Transforming Euler's Equation to Constant Coefficients

[Telemachus]

Homework Statement

Hi. I have this problem, which says: The equation $$x^2y''+pxy'+qy=0$$ (p and q constants) is called Euler equation. Demonstrate that the change of variable $$u=\ln (x)$$ transforms the equation to one at constant coefficients.

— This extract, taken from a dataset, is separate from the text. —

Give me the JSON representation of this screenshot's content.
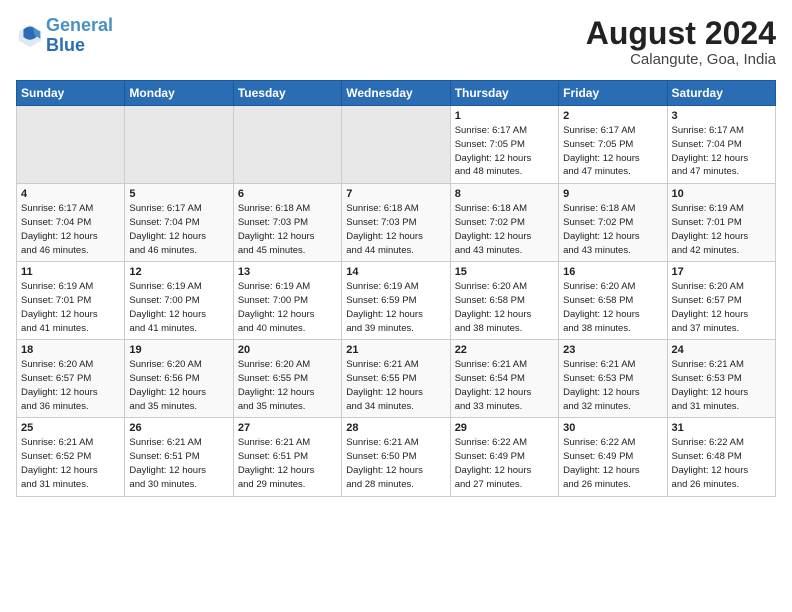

I haven't done much. I just normalized the equation: $$y''+\displaystyle\frac{p}{x}y'+\displaystyle\frac{q}{x^2}y=0$$

Then $$P(x)=\displaystyle\frac{p}{x}$$ and $$Q(x)=\displaystyle\frac{q}{x^2}$$

What should I do now? I thought instead of doing $$x= e^u$$,
then $$y''+ \displaystyle\frac{p}{e^u}y' + \displaystyle\frac{q}{e^{2u}} y=0$$ may be this is the right way, cause it seems more like following the problem suggestion.

 

[hunt_mat]

what is d/dx in terms of d/du?

 

[Telemachus]

$$u=\ln (x) \rightarrow du=\frac{1}{x}dx$$

 

[hunt_mat]

Now find out what d^2/dx^2 is in terms of d^2/dx^2 and d/du.

 

[Telemachus]

I see the relation, $$u=\ln (x) \rightarrow du=\frac{1}{x}dx \rightarrow d^2u=\frac{1}{x^2}d^2x$$
Right?
I think I got it. Thanks.

 

[Telemachus]

I thought I got it but no :P
How do I use the fact of this derivatives appears as the coefficients in the equation?

 

[hunt_mat]

You've done you're second derivative wrong, use the product rule.

 

[Telemachus]

$$d^2u=\frac{1}{x^2}dx+\frac{1}{x}d^2x$$ Thats it?